Professor Ilan Pappé’s latest book, “The Biggest Prison on Earth: A History of the Occupied Territories”, is a review of Israeli policy towards the West Bank and Gaza Strip. The historian sheds light on the mechanism that has been created to rule millions of Palestinians, who have effectively lived in an open air prison for 50 years.
In fact, Pappé goes back to 1948 and takes the reader on a journey through Israel’s political strategy since its creation on Palestinian land. In doing so, he highlights some defining moments and key players in the conflict, whilst pointing continuously to the fact that the total occupation of Palestine and the eradication of its population was always the ultimate end goal of the planners of the Zionist state.
The book makes clear its position on the current situation of the Palestinian territories early on when Pappé contests the definition of occupation. His first reservation is that the term creates “a false separation between Israel and the occupied areas”, such that the Israeli presence as a democratic state outside of the occupied territories is legitimised. He then objects that “occupation” implies a temporary state of affairs, yet this has been the accepted norm for the Palestinians for decades.
He also points out that the level of military control exercised over the Palestinians in the West Bank and Gaza, has only otherwise been seen prior to incidents of genocide, where such measures were used to imprison populations completely. The author posits that the usage of so meagre a term as “occupation” has allowed Israel to evade serious condemnation, and calls for broader vocabulary to be used in describing the government’s violations.
Pappé reviews various measures of control that the Palestinian territories have been subject to, beginning with a context of Zionist attitudes towards the Holy Land, which served as a prelude to the 1967 war. He proceeds to describe the way in which 1967 decisions were implemented, detailing the legal infrastructure used to sustain the bureaucratic management of the territories and the strategic placing of Jewish settlers in areas across the West Bank and Gaza.
Whilst the international community feature in the book, it does not appear as regularly as one would think. Other than citing key instances of US-Israeli relations, the first half of the book is notable for rarely mentioning outrage on the side of foreign governments or bodies. Later on, following the 1967 war, Pappé does highlight the response of the United Nations and how proposed peace deals affected Israeli plans. However, he emphasises how it was only during the Second Intifada (2000-2005) that public perception of the Palestinian people changed, as the true situation of life under occupation was broadcast for all to see.
The otherwise minimal mention that foreign governments are afforded is not only a truthful representation of the case at the time, but also symbolic of how little assistance has been given to the Palestinian cause. By leaving out the majority of meaningless rhetoric that was doubtlessly purported by world leaders throughout Israel’s history, Pappé subtly accentuates how the Palestinians have been left alone in their struggle, their call largely unheeded, and their suffering ignored.

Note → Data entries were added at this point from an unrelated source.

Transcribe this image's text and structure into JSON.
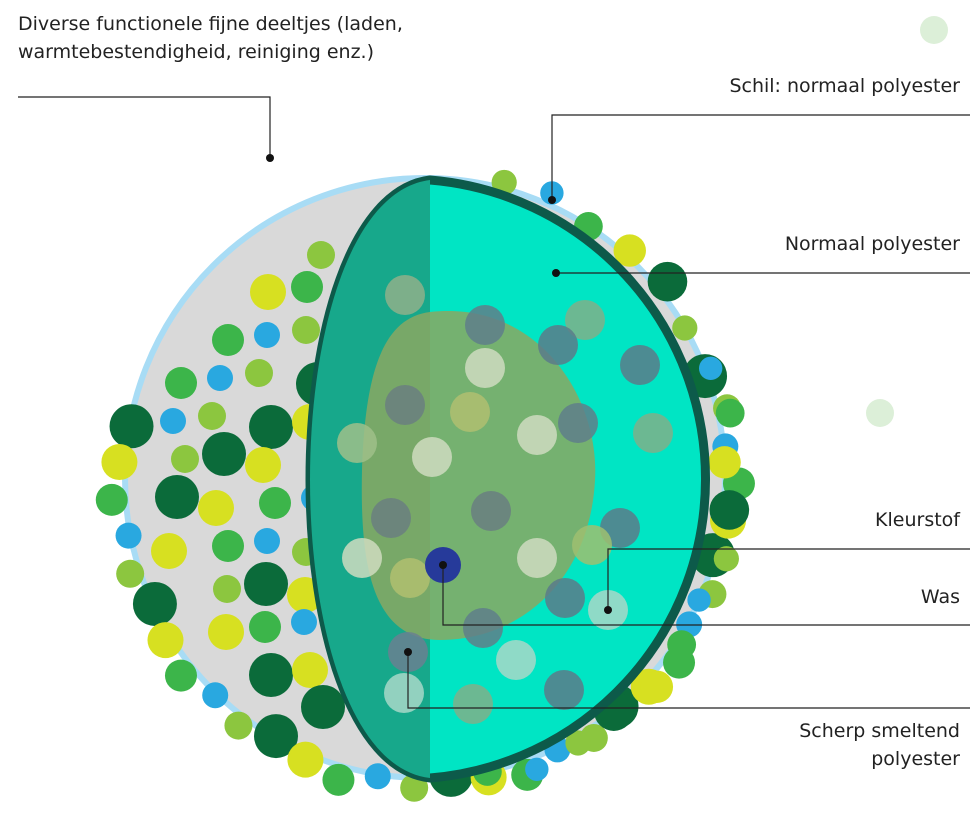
{
  "labels": {
    "particles": [
      "Diverse functionele fijne deeltjes (laden,",
      "warmtebestendigheid, reiniging enz.)"
    ],
    "shell": "Schil: normaal polyester",
    "core": "Normaal polyester",
    "dye": "Kleurstof",
    "wax": "Was",
    "sharp_melting": [
      "Scherp smeltend",
      "polyester"
    ]
  }
}
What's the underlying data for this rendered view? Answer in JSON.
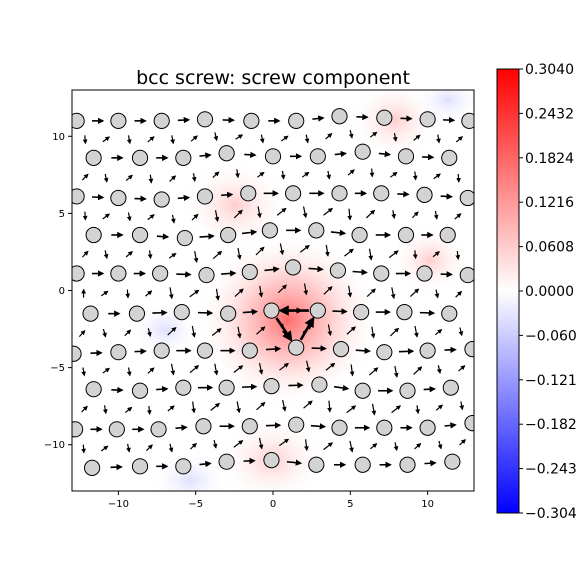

The various military leaders and campaigns discussed in the book present the reader with the image of Palestine as a game board surrounded by Israeli politicians. The challenge: to be rid of the Palestinian population either through total assimilation, forced deportation or extermination. Currently the model employed in the West Bank, Pappé argues, is to make life as difficult as possible for civilians, such that they will eventually retreat. He presents the Gaza Strip as the “Ultimate Maximum Security Prison Model”; the final stage in Israel’s occupation. The total sealing in of the population, with Israel possessing near immunity from the international community due to the designation of Hamas as a terrorist group, which allows it to continue with its aggression against the Strip, slowly suffocating the civilian population.
The book ends powerfully with the maps of Palestine shrinking over the years, until a 2006 map of the country highlights bleakly how little of the original country, a mere 12 per cent, remains as territory for a future Palestinian state. The numerous incursions of settlement activity are also highlighted, silencing potential critics by showing the many Israeli violations of international law.
Professor Pappé ’s latest book is a must read for all those wishing to grasp the history of the occupied territories and combat the narrative that Israel ever planned to allow an independent Palestinian state to exist. It gives the reader an insight into the Israeli political landscape, and a cold, hard look at what is really behind the occupation: a relentless and racist desire for power and land, at the expense of millions of people’s lives.